Solid State NMR Chemical Shifts Indicate β-Sheet Structure for Curli Fibrils

Solid state NMR spectroscopy is perhaps the most direct and powerful method for acquiring detailed structural information about amyloids (35). For solid state NMR experiments, CsgA fibrils were prepared with ¹³C isotope labels at all of the carbonyl positions of leucine (6 residues), phenylalanine (3 residues), or valine (8 residues). These residues are relatively evenly distributed throughout the CsgA amino acid sequence as underlined in Fig. 1A. In addition, roughly 1.9 natural abundance ¹³C nuclei per CsgA molecule are distributed randomly at backbone or side chain carbonyl and carboxyl sites. The one-dimensional ¹³C MAS NMR spectra of lyophilized samples are presented in Fig. 6 along with dashed lines that indicate the frequencies of the respective residues when in random coil secondary structure (36) (two-component Gaussian fits of the spectra with chemical shifts and relative contributions are presented in supplemental Fig. 3A and supplemental Table 2). In the spectrum of leucine-labeled CsgA fibrils, the carbonyl ¹³C signal is asymmetric with the major component centered at 172.8 ppm (Fig. 6A). The random coil value for a leucine carbonyl is 175.9 ppm, and negative deviations from this value are indicative of β-strand secondary structure (37). For the valine-labeled sample, the carbonyl ¹³C signal is more symmetric with a peak at 172.5 ppm, which is in the range typical of β-strand secondary structure (Fig. 6C). For the phenylalanine-labeled sample, the carbonyl ¹³C signal is split with maxima at 174.2 and 173.1 ppm. In the spectrum of unlabeled CsgA fibrils, the carbonyl peak is centered at 172.2 ppm (Fig. 6E), which is lower than the predicted random coil frequencies for the constituent CsgA amino acids, confirming the general β-sheet character of the fibrils. Spectra in Fig. 6, A and B, suggest that certain leucine and phenylalanine residues may be in non-β-strand segments in CsgA fibrils. Data for uniformly ¹⁵N,¹³C-labeled CsgA fibrils described below also indicated non-β-strand conformations at certain residues.

FIGURE 6.

Solid state ¹³C one-dimensional NMR spectra of carbonyl-labeled CsgA and CsgB samples. A–D, the carbonyl signal from each labeled CsgA and CsgB fibril sample is shown. The chemical shift values are relative to tetramethylsilane and are presented with a dashed line indicating the random coil value for the carbonyl of the respective amino acid (36). E and F, the full carbon chemical shift spectra of the [1-¹³C]valine and unlabeled CsgA samples.

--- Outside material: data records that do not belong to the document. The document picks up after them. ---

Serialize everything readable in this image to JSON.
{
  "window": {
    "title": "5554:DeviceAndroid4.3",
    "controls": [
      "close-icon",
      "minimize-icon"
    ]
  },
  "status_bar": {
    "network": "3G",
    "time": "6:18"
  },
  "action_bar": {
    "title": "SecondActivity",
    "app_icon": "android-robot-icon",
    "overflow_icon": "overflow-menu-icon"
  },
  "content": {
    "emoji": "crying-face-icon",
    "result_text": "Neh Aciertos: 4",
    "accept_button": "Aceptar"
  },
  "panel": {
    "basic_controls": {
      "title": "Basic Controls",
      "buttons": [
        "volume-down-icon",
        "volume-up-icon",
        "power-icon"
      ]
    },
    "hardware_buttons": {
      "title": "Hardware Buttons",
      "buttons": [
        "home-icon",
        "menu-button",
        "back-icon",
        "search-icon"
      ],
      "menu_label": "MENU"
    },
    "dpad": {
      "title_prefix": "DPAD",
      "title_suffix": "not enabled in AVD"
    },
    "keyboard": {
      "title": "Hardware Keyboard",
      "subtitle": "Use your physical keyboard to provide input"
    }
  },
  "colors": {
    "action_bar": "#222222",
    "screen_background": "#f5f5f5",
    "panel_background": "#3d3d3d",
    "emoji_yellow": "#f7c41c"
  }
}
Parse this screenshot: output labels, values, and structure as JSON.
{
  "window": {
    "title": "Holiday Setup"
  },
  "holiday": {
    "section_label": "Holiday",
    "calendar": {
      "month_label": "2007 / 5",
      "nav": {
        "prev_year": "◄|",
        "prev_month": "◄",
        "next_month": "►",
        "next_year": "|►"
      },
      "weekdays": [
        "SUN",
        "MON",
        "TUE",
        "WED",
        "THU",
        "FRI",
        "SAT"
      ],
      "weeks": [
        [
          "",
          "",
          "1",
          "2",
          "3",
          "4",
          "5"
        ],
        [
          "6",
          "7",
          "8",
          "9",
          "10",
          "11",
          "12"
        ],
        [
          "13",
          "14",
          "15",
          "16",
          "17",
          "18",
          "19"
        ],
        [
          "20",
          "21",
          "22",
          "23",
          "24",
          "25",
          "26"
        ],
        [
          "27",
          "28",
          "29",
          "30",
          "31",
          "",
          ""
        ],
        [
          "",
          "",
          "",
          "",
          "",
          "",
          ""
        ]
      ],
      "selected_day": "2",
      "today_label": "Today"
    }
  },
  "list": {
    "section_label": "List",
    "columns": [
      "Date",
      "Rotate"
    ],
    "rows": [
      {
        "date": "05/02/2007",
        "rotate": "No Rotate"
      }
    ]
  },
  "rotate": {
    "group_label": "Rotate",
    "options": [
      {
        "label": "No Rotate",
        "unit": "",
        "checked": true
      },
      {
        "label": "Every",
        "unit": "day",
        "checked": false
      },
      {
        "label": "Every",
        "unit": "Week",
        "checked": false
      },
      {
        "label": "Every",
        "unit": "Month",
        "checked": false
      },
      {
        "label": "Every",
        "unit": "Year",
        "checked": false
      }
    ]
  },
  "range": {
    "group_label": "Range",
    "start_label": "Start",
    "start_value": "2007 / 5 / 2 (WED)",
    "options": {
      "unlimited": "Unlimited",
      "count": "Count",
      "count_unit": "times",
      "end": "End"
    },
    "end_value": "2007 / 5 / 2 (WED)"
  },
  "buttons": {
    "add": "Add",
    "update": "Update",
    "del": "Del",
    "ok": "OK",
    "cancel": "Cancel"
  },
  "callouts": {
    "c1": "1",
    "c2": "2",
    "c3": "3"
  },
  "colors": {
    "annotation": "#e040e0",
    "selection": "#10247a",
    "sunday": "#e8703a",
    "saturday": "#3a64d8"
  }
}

CsgB was similarly labeled at the carbonyl position of its tyrosine residues. The ¹³C carbonyl signal is centered at 172.8 ppm (Fig. 6D), which is shifted from the random coil value in the direction of β-sheet structure. However, the signal is broad and suggests that the 6 tyrosine residues may be distributed into different structural environments.

Intermolecular Distance Measurements by Solid State NMR

PITHIRDS-CT measurements (25) were performed on the ¹³C carbonyl-labeled CsgA and CsgB samples to probe intermolecular carbonyl-carbonyl distances. The PITHIRDS-CT uses radiofrequency pulse sequences, comprising π pulses occupying one-third of the MAS rotor period, to restore (i.e. recouple) the nuclear magnetic dipole-dipole interactions that are otherwise averaged out by MAS in solid state NMR. The recoupling periods are of variable length during a time prior to signal acquisition; the constant time (CT) approach minimizes variation in signal decay due to T₂ spin relaxation. The magnitudes of dipole-dipole interactions are proportional to 1/R³, so they can be used to report distances between nuclei. The time scale for decay of the ¹³C signal in a PITHIRDS-CT measurement as a result of the dipole-dipole interactions is related to the distance between ¹³C nuclei as shown by numerical simulations in Fig. 7.

FIGURE 7.

Dipolar recoupling NMR experiments indicate curli amyloid is not based on parallel in-register β-sheet structure. The graphs show ¹³C signal decays of specifically labeled carbonyl positions using the PITHIRDS-CT method. All graphs include simulated PITHIRDS-CT curves for ideal chains of ¹³C with spacing of 4.7 Å. A, [1-¹³C]tyrosine-labeled Sup35NM fibrils adjacent to a representative schematic of their in-register parallel β-sheet amyloid structure. B, [1-¹³C]tyrosine-labeled HET-s(218–289) fibrils adjacent to a representative schematic of their β-helix amyloid structure. C, CsgA fibrils separately labeled at the carbonyl positions of valine, leucine, or phenylalanine. The contributions of the adjacent valines at the amino terminus of the CsgA sequence were subtracted from the valine signal values with the assumption that they have signal decays similar to the simulated 3-Å dipole-dipole distance. D, [1-¹³C]tyrosine-labeled CsgB fibrils and unlabeled CsgA fibrils.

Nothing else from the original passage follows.